So there they stood, those two antagonists, the woman with her eyes snapping and the outraged child with the tears streaming.

"Felicia," the Major's tone was terrifying, "you must apologize at once!"

Felicia was silent. She shook her head. The Major bowed to the French woman. "I apologize for her," he continued. "But I think Mademoiselle D'Ormy, you are right. She is growing into a woman and you are growing into a child—" And whatever else he said after Felice had fled to the garden doesn't matter. Yet two days later when Mademoiselle bade her farewell the two enemies flung themselves on each others' necks and wept. Much to the disgust of the Major, who fairly shoved Mademoiselle away and who appeared not to see the sobbing and impetuous young person who dashed headlong to the nursery.

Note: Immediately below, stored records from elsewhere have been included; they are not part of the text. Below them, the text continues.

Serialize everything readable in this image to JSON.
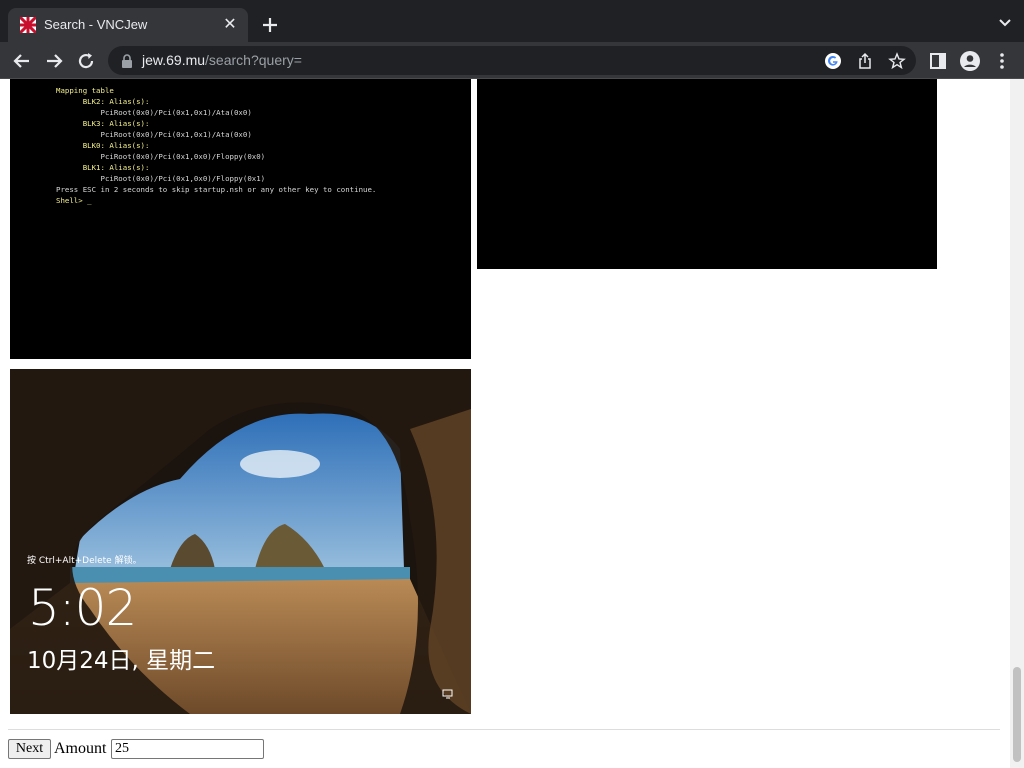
{
  "browser": {
    "tab_title": "Search - VNCJew",
    "url_host": "jew.69.mu",
    "url_path": "/search?query="
  },
  "results": {
    "console_lines": [
      {
        "text": "Mapping table",
        "style": "yel"
      },
      {
        "text": "      BLK2: Alias(s):",
        "style": "yel"
      },
      {
        "text": "          PciRoot(0x0)/Pci(0x1,0x1)/Ata(0x0)",
        "style": ""
      },
      {
        "text": "      BLK3: Alias(s):",
        "style": "yel"
      },
      {
        "text": "          PciRoot(0x0)/Pci(0x1,0x1)/Ata(0x0)",
        "style": ""
      },
      {
        "text": "      BLK0: Alias(s):",
        "style": "yel"
      },
      {
        "text": "          PciRoot(0x0)/Pci(0x1,0x0)/Floppy(0x0)",
        "style": ""
      },
      {
        "text": "      BLK1: Alias(s):",
        "style": "yel"
      },
      {
        "text": "          PciRoot(0x0)/Pci(0x1,0x0)/Floppy(0x1)",
        "style": ""
      },
      {
        "text": "Press ESC in 2 seconds to skip startup.nsh or any other key to continue.",
        "style": ""
      },
      {
        "text": "Shell> _",
        "style": "yel"
      }
    ],
    "lock_hint": "按 Ctrl+Alt+Delete 解锁。",
    "lock_time": "5:02",
    "lock_date": "10月24日, 星期二"
  },
  "footer": {
    "next_label": "Next",
    "amount_label": "Amount",
    "amount_value": "25"
  },
  "colors": {
    "tab_bg": "#35363a",
    "tabstrip_bg": "#202124",
    "omnibox_bg": "#202124"
  }
}
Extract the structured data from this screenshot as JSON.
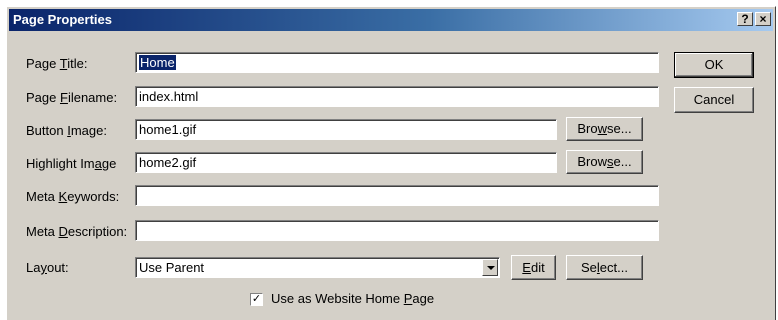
{
  "window": {
    "title": "Page Properties",
    "help_label": "?",
    "close_label": "×"
  },
  "labels": {
    "page_title": [
      "Page ",
      "T",
      "itle:"
    ],
    "page_filename": [
      "Page ",
      "F",
      "ilename:"
    ],
    "button_image": [
      "Button ",
      "I",
      "mage:"
    ],
    "highlight_image": [
      "Highlight Im",
      "a",
      "ge"
    ],
    "meta_keywords": [
      "Meta ",
      "K",
      "eywords:"
    ],
    "meta_description": [
      "Meta ",
      "D",
      "escription:"
    ],
    "layout": [
      "La",
      "y",
      "out:"
    ]
  },
  "fields": {
    "page_title": "Home",
    "page_filename": "index.html",
    "button_image": "home1.gif",
    "highlight_image": "home2.gif",
    "meta_keywords": "",
    "meta_description": "",
    "layout": "Use Parent"
  },
  "buttons": {
    "ok": "OK",
    "cancel": "Cancel",
    "browse1": [
      "Bro",
      "w",
      "se..."
    ],
    "browse2": [
      "Brow",
      "s",
      "e..."
    ],
    "edit": [
      "",
      "E",
      "dit"
    ],
    "select": [
      "Se",
      "l",
      "ect..."
    ]
  },
  "home_checkbox": {
    "checked": true,
    "mark": "✓",
    "label": [
      "Use as Website Home ",
      "P",
      "age"
    ]
  }
}
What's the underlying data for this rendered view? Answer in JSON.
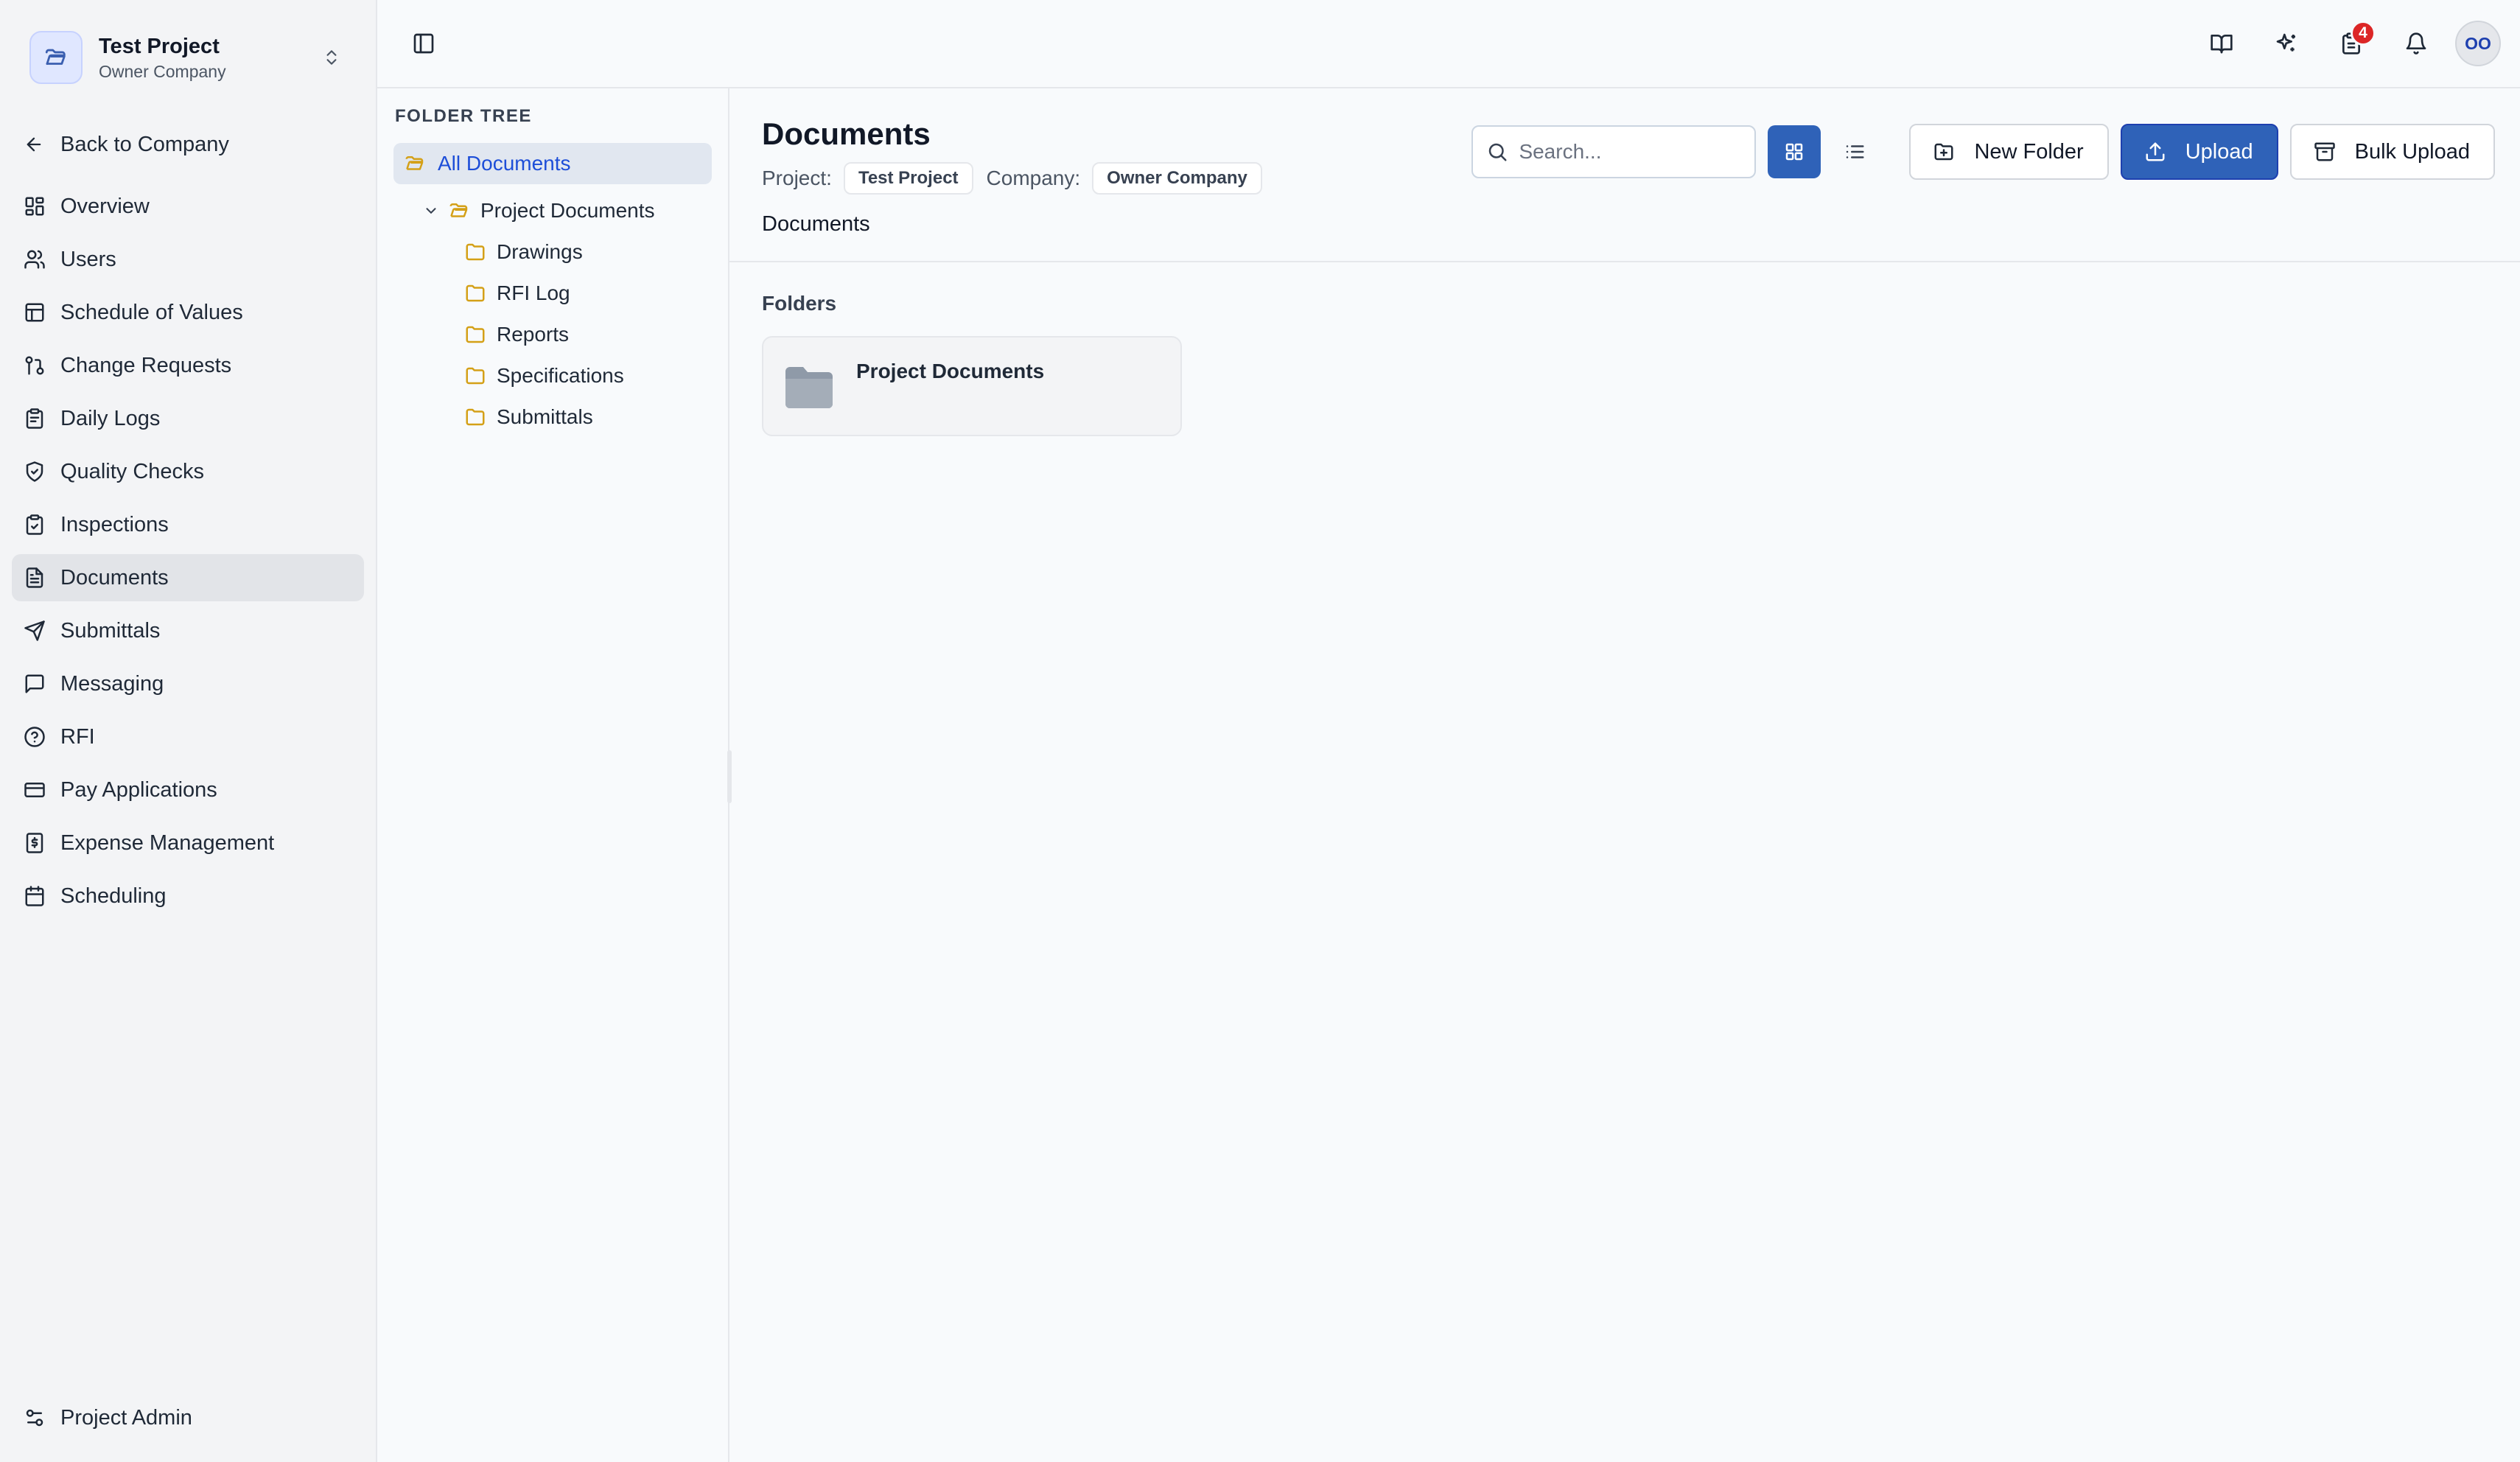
{
  "project": {
    "name": "Test Project",
    "company": "Owner Company"
  },
  "sidebar": {
    "back_label": "Back to Company",
    "items": [
      {
        "label": "Overview",
        "icon": "grid-icon"
      },
      {
        "label": "Users",
        "icon": "users-icon"
      },
      {
        "label": "Schedule of Values",
        "icon": "table-icon"
      },
      {
        "label": "Change Requests",
        "icon": "git-compare-icon"
      },
      {
        "label": "Daily Logs",
        "icon": "clipboard-icon"
      },
      {
        "label": "Quality Checks",
        "icon": "shield-check-icon"
      },
      {
        "label": "Inspections",
        "icon": "clipboard-check-icon"
      },
      {
        "label": "Documents",
        "icon": "file-text-icon",
        "active": true
      },
      {
        "label": "Submittals",
        "icon": "send-icon"
      },
      {
        "label": "Messaging",
        "icon": "message-icon"
      },
      {
        "label": "RFI",
        "icon": "help-circle-icon"
      },
      {
        "label": "Pay Applications",
        "icon": "credit-card-icon"
      },
      {
        "label": "Expense Management",
        "icon": "receipt-icon"
      },
      {
        "label": "Scheduling",
        "icon": "calendar-icon"
      }
    ],
    "admin_label": "Project Admin"
  },
  "topbar": {
    "notifications_count": "4",
    "user_initials": "OO"
  },
  "tree": {
    "title": "FOLDER TREE",
    "root": "All Documents",
    "folder": "Project Documents",
    "children": [
      "Drawings",
      "RFI Log",
      "Reports",
      "Specifications",
      "Submittals"
    ]
  },
  "header": {
    "title": "Documents",
    "project_label": "Project:",
    "project_value": "Test Project",
    "company_label": "Company:",
    "company_value": "Owner Company",
    "breadcrumb": "Documents",
    "search_placeholder": "Search...",
    "new_folder_label": "New Folder",
    "upload_label": "Upload",
    "bulk_upload_label": "Bulk Upload"
  },
  "content": {
    "folders_title": "Folders",
    "folders": [
      "Project Documents"
    ]
  },
  "colors": {
    "primary": "#2f62b8",
    "badge": "#dc2626",
    "folder_accent": "#d4a017"
  }
}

But after that life was much more serene, much sweeter. To be sure she could no longer ransack the storeroom. She never had to explain to the Major what had occasioned that last tempestuous quarrel but she roamed at will through the whole dusty house and possessed herself gloriously of all its treasures.

You should have seen her in those days, tricking herself out in what finery she could muster from the walnut bureau. For after Mademoiselle's departure the afternoon chess prolonged itself into twilight and Felicia proudly dined with the Major instead of in the nursery.

She knew how one should look for dinner because there was Maman's portrait over the drawing-room fireplace, in the frock she'd worn when she had dined "with her family in France—" Mademoiselle had dressed Octavia for that wonderful party and she had never tired of telling Felicia how beautiful the eighteen-year Octavia had been.

"It is a woman's duty to think of her charms," Mademoiselle had said, "that is what the husband of Julie, Madame Recamier, said, it is what Madame Louise taught Miss Octavia—"

And so Felicia naively parted her hair and brushed it satin-smooth and coiled it neatly on the nape of her white neck with the same big carved coral Spanish comb tucked into the shining mass that Octavia had worn when she sat for the portrait. Sometimes she wore the lovely black lace shawl, sometimes the creamy white embroidered silk one, and always the delicate coral and silver jewelry. Yet she couldn't possibly have known from the pale image that stared back at her from the dim shimmer of the drawing-room mirrors, how exquisitely lovely she was, not even when the Major bent over her hand and said, as he had said so often to her mother,

"You are very charming today, my dear!"

He did not know himself, the grim old stoic, how much he adored her.